Foi há anos atrás que descobri minha doença, aquela terminal que nunca termina... Falarei sobre ela mais tarde. Agora me deterei na minha reação, ação, inação.

Quando descobri foi...foi... Na verdade nem sei como foi, nem sei o que senti, nem sei o que pensei. Não pensei nada, não senti nada, não falei nada... Olhei para o nada, ou melhor, olhei para dentro de mim. Não foi difícil pra mim saber que morreria, afinal isso eu sempre soube. Mas pensar que eu podia morrer a qualquer hora... me aterrorizava.

Então passei a agarrar tudo o que eu tinha, passei a fazer tudo o que eu nunca tinha feito, passei a falar tudo para todos. Eu não sabia quando minhas palavras poderiam ser as últimas. Eu dormia com a morte e acordava com ela. Eu acordava...

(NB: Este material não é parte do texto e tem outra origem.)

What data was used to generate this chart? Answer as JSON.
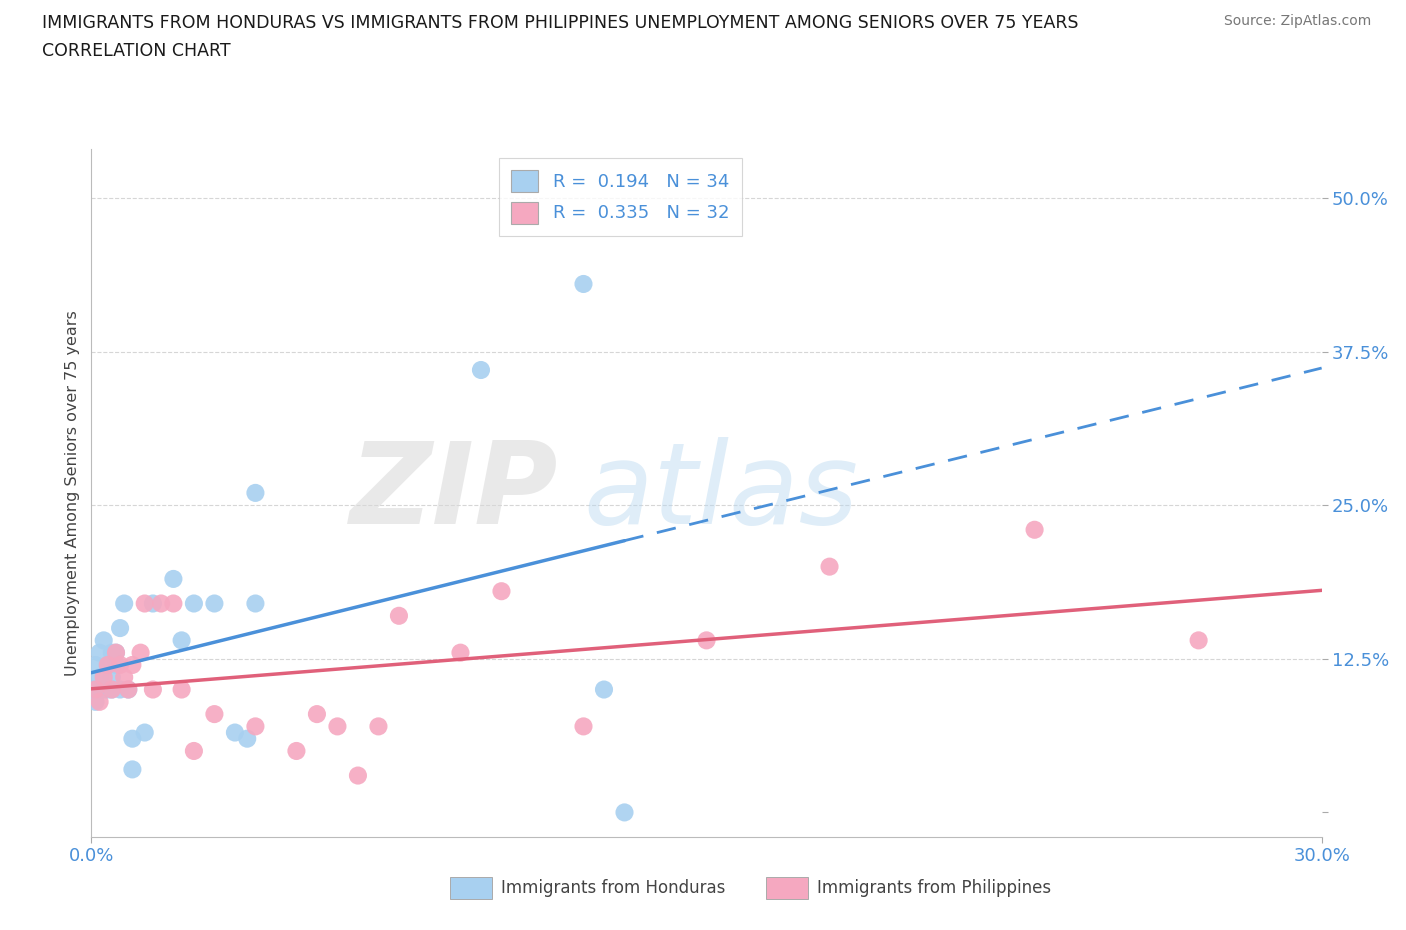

Os anos foram passando e a presença dela não mais me abalava, eu a sentia imóvel. Mudei... Mas sempre esperando a ação dela... Parei de falar tudo a todos, parei de fazer o que eu não tinha feito ainda, parei de me prender. A morte não agia...

É por isso que estou onde estou, e vivo como vivo. E hoje, nesse dia especial, além do mar, do fogo e do vento, tenho a morte como companheira. Não temo a morte.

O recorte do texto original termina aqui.